A New York federal judge has given her preliminary approval to a $2 billion settlement between nine banks, including JPMorgan Chase & Co. and Citigroup Inc., and investors who say they were victims of manipulation in the foreign exchange market. U.S. District Judge Lorna G. Schofield said that her initial review of the settlement showed that it was up to the standards necessary to move forward. However, the settlement is still the subject of a required fairness hearing.
This approval comes in spite of fund investors who were unhappy with the settlement. They claim that the settlement unfairly cuts them out. Judge Schofield disagreed, finding that the agreements raise no obvious reasons to doubt their fairness.
The settlements included in the broad agreement Judge Schofield ruled on came from the lawsuit filed by investors. It was alleged that JPMorgan Chase, Citigroup, Barclays PLC, HSBC Holdings PLC, The Royal Bank of Scotland PLC, Goldman Sachs Group Inc., BNP Paribas SA, UBS AG and Bank of America Corp. engaged in a broad scheme to rig the $6 trillion foreign exchange market.
The first settlement to be announced came in January when JPMorgan agreed to pay $99.5 million.

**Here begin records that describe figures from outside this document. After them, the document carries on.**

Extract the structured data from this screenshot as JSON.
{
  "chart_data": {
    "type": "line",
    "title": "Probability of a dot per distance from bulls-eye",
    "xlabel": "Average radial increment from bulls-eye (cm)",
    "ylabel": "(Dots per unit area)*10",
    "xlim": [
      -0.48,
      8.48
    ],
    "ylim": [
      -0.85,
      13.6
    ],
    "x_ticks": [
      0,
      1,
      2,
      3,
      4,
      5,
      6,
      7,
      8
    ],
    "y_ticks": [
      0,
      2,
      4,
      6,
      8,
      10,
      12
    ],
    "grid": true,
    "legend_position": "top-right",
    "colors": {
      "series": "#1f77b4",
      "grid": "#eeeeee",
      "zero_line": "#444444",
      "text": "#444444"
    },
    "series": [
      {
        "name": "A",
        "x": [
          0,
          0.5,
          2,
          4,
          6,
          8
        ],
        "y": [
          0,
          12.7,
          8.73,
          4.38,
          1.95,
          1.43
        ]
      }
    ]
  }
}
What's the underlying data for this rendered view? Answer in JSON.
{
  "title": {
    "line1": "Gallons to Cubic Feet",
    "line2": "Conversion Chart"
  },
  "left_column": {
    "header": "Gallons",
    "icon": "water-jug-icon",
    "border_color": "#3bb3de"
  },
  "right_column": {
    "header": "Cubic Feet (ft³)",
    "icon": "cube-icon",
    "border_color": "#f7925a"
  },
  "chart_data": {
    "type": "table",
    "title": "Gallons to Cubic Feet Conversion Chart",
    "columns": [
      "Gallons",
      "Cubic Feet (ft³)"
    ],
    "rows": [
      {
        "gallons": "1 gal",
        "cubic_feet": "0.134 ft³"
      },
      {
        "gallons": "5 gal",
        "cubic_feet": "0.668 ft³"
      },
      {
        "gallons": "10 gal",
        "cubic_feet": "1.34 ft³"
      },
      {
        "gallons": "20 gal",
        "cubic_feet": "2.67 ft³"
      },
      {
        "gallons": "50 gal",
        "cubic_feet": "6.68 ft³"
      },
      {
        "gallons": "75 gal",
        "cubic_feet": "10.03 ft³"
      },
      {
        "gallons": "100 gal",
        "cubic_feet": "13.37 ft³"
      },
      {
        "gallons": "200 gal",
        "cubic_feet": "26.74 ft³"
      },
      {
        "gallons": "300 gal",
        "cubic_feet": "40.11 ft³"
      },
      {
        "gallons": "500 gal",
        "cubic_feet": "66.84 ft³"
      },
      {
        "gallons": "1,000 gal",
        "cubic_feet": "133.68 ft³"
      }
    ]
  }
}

Since then, UBS AG, UBS Group AG and UBS Securities LLC settled for $135 million in March; Bank of America Corp. and Bank of America NA agreed to pay $180 million in April; and Citigroup and Citibank NA were required to pay $394 million in May. Barclays agreed to pay $384 million. HSBC Holdings will pay $285 million and BNP Paribas agreed to a $115 million contribution to the settlement funds.
RBS will pay $255 million and Goldman Sachs will pay $135 million if the settlement gets final approval. In May, Barclays, Citigroup, JPMorgan, RBS and UBS were part of a broader $5.6 billion settlement with U.S. and U.K. authorities. Of those five banks, only UBS was able to avoid a guilty plea to criminal charges of alleged foreign exchange manipulation. Each of the class action settlements included a cooperation agreement.
It appears that Judge Schofield has given careful scrutiny to the proposed settlements. The judge asked for details regarding damages to determine whether the $2 billion combined payout was enough to remedy the violations. The settlement has also gotten the attention of some employee retirement funds that say their claims under the Employee Retirement Income Security Act were not properly addressed in the deal. Even if Judge Schofield provides final approval of the settlement, there is still potentially a long way to go.
The Plaintiffs still have claims outstanding against Morgan Stanley, Credit Suisse AG and Deutsche Bank AG, which were in the original group of banks that were sued. Those Defendants continue to fight the class claims. Japan’s Bank of Tokyo-Mitsubishi, Canada’s RBC Capital Markets LLC, France’s Societe Generale SA and Britain’s Standard Chartered PLC were added as additional defendants in July. That brought the number of banks that were sued in the litigation to 16.
The Plaintiffs are represented by David R. Scott, Christopher M. Burke, Kristen M. Anderson, Sylvia M. Sokol, Walter W. Noss and William C. Fredericks of Scott & Scott LLP, and Michael D. Hausfeld, William P. Butterfield, Reena A. Gambhir, Timothy S. Kearns and Nathaniel C. Giddings of Hausfeld LLP. The case is In re: Foreign Exchange Benchmark Rates Antitrust Litigation, which is in the U.S. District Court for the Southern District of New York.